Statistically significant differences in the perception of the investigated concepts are shown in Fig 3. A more positive evaluation of Stress was reported by students of artistic fields and special education. In terms of energy expenditure, Stress is most difficult for students of special education and least difficult for technical students, who at the same time reported the worst evaluation.
The concept Risky sexual behaviour is worst evaluated by students of special education, at the same time, this concept is the the most difficult. Similarly, these students report the worst evaluation of the concept Alcohol; students of other groups do not differ in the evaluation of the concept Alcohol.
The concept Physical activity is better evaluated by students of special education and natural sciences compared with other specializations. This concept together with the concept Health (in which there are no statistically significant differences between the groups) has the best evaluation among students.

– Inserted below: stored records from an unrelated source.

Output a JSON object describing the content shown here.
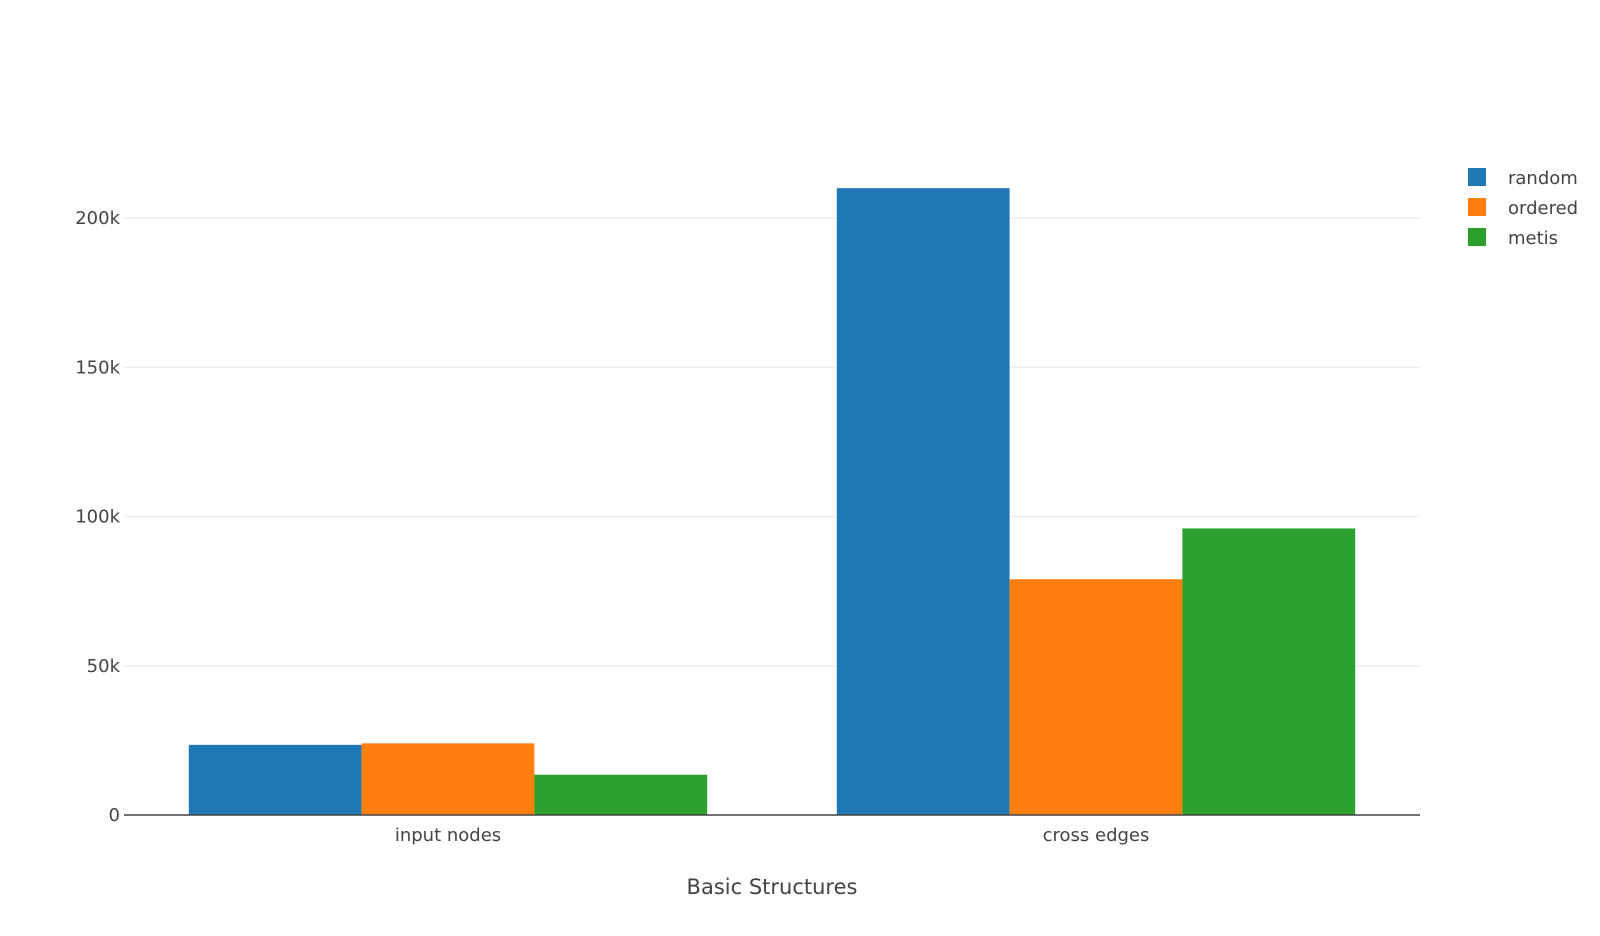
{
  "chart_data": {
    "type": "bar",
    "categories": [
      "input nodes",
      "cross edges"
    ],
    "series": [
      {
        "name": "random",
        "color": "#1f77b4",
        "values": [
          23500,
          210000
        ]
      },
      {
        "name": "ordered",
        "color": "#ff7f0e",
        "values": [
          24000,
          79000
        ]
      },
      {
        "name": "metis",
        "color": "#2ca02c",
        "values": [
          13500,
          96000
        ]
      }
    ],
    "title": "",
    "xlabel": "Basic Structures",
    "ylabel": "",
    "ylim": [
      0,
      220000
    ],
    "yticks": [
      0,
      50000,
      100000,
      150000,
      200000
    ],
    "ytick_labels": [
      "0",
      "50k",
      "100k",
      "150k",
      "200k"
    ],
    "grid": true,
    "legend_position": "top-right"
  }
}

The concept I is least difficult for students of technical fields and special education, on the contrary it is most difficult for students of natural sciences and social sciences. In general, the concept I is ranked among concepts with a higher degree of difficulty (besides Disease, Stress and Health).
Differences in the perception of the investigated concepts and in the monitored variables by healthy eating principles
The authors were further interested in whether the students’ attitudes are influenced by their healthy lifestyle behaviour. Using an analysis of variance, the variables were compared according to whether the students adhere to healthy eating principles – see Table.

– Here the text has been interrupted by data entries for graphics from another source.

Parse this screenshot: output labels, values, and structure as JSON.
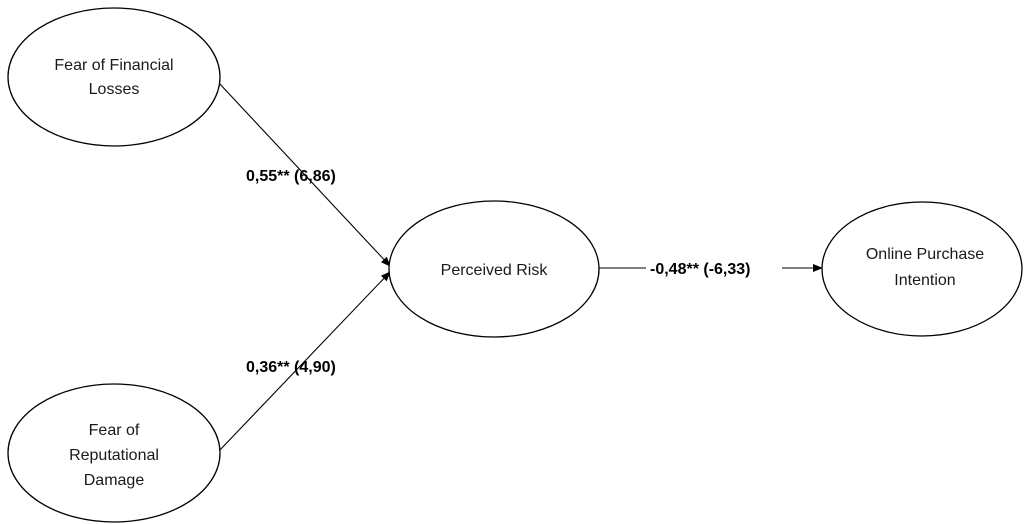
{
  "nodes": {
    "fear_financial": {
      "lines": [
        "Fear of Financial",
        "Losses"
      ]
    },
    "fear_reputational": {
      "lines": [
        "Fear of",
        "Reputational",
        "Damage"
      ]
    },
    "perceived_risk": {
      "lines": [
        "Perceived Risk"
      ]
    },
    "purchase_intention": {
      "lines": [
        "Online Purchase",
        "Intention"
      ]
    }
  },
  "edges": {
    "financial_to_risk": {
      "label": "0,55** (6,86)"
    },
    "reputational_to_risk": {
      "label": "0,36** (4,90)"
    },
    "risk_to_intention": {
      "label": "-0,48** (-6,33)"
    }
  },
  "colors": {
    "stroke": "#000000",
    "text": "#1a1a1a",
    "background": "#ffffff"
  }
}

It was revealed that students who highly value the concepts Health, Healthy lifestyle and Physical activity mostly adhere to healthy eating principles and engage in physical activity. Of all monitored concepts, Smoking has the worst evaluation while the concept I has the most difficult evaluation.
The results of the research suggest that Czech university students have positive attitudes to health and healthy lifestyle, physical activity and to themselves. On the other hand, they expressed negative evaluation of smoking, risky sexual behaviour, drugs, stress and disease.

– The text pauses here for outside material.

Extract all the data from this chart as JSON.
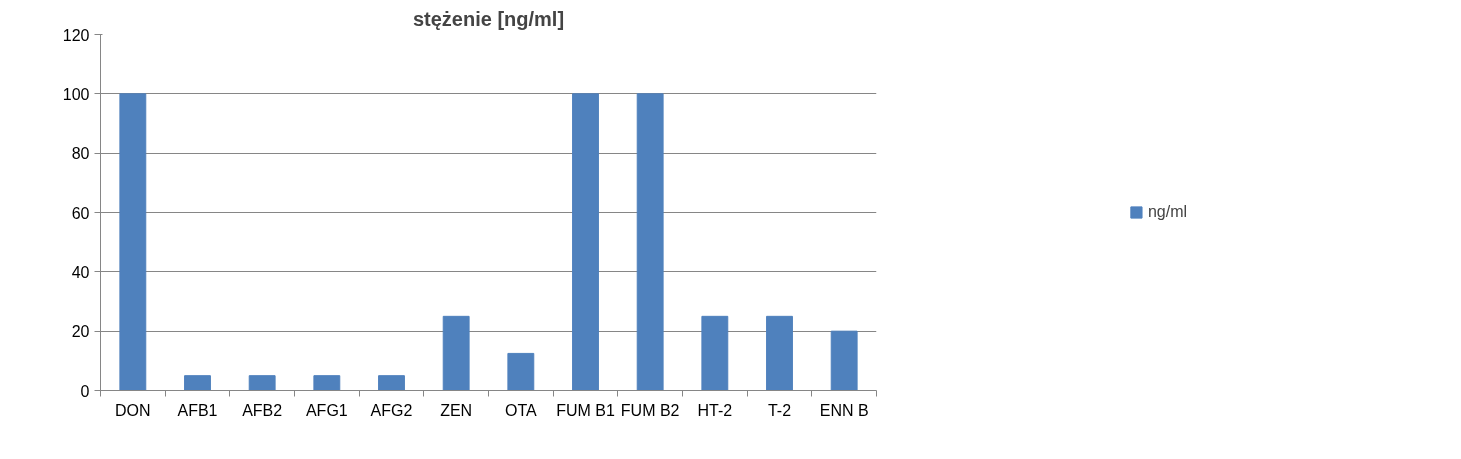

These results were further analysed according to the field of study of the future teachers. The greatest differences in the attitudes to health and healthy lifestyles were observed in the students of special education. This may be due to the fact that these students primarily prepare for work with disabled individuals. Another monitored variable – year of study – did not show significant differences.
It was also revealed that men and women perceived the concepts (except the concept I) in a different way and, as a result, have different attitudes to healthy lifestyle. Women reported worse evaluation of risky lifestyle aspects (smoking, risky sexual behaviour, disease, drugs, stress, and alcohol) than men and better evaluation of positive lifestyle aspects (physical activity, healthy lifestyle, health and I) than men. At the same time, women indicated more difficult evaluation of all monitored concepts than men.
According to the results of the research, approximately 19 % of students who highly value their health, healthy lifestyle and physical activity mostly adhere to healthy eating principles and engage in physical activity. In practice this means that they are not indifferent to their lifestyle and have a responsible attitude to themselves. It can therefore be concluded that these students will become a good example for their future students.
The paper was supported by project IGA_PdF_2016_020 “Selected psychosocial factors influencing health among current University students of teaching majors”.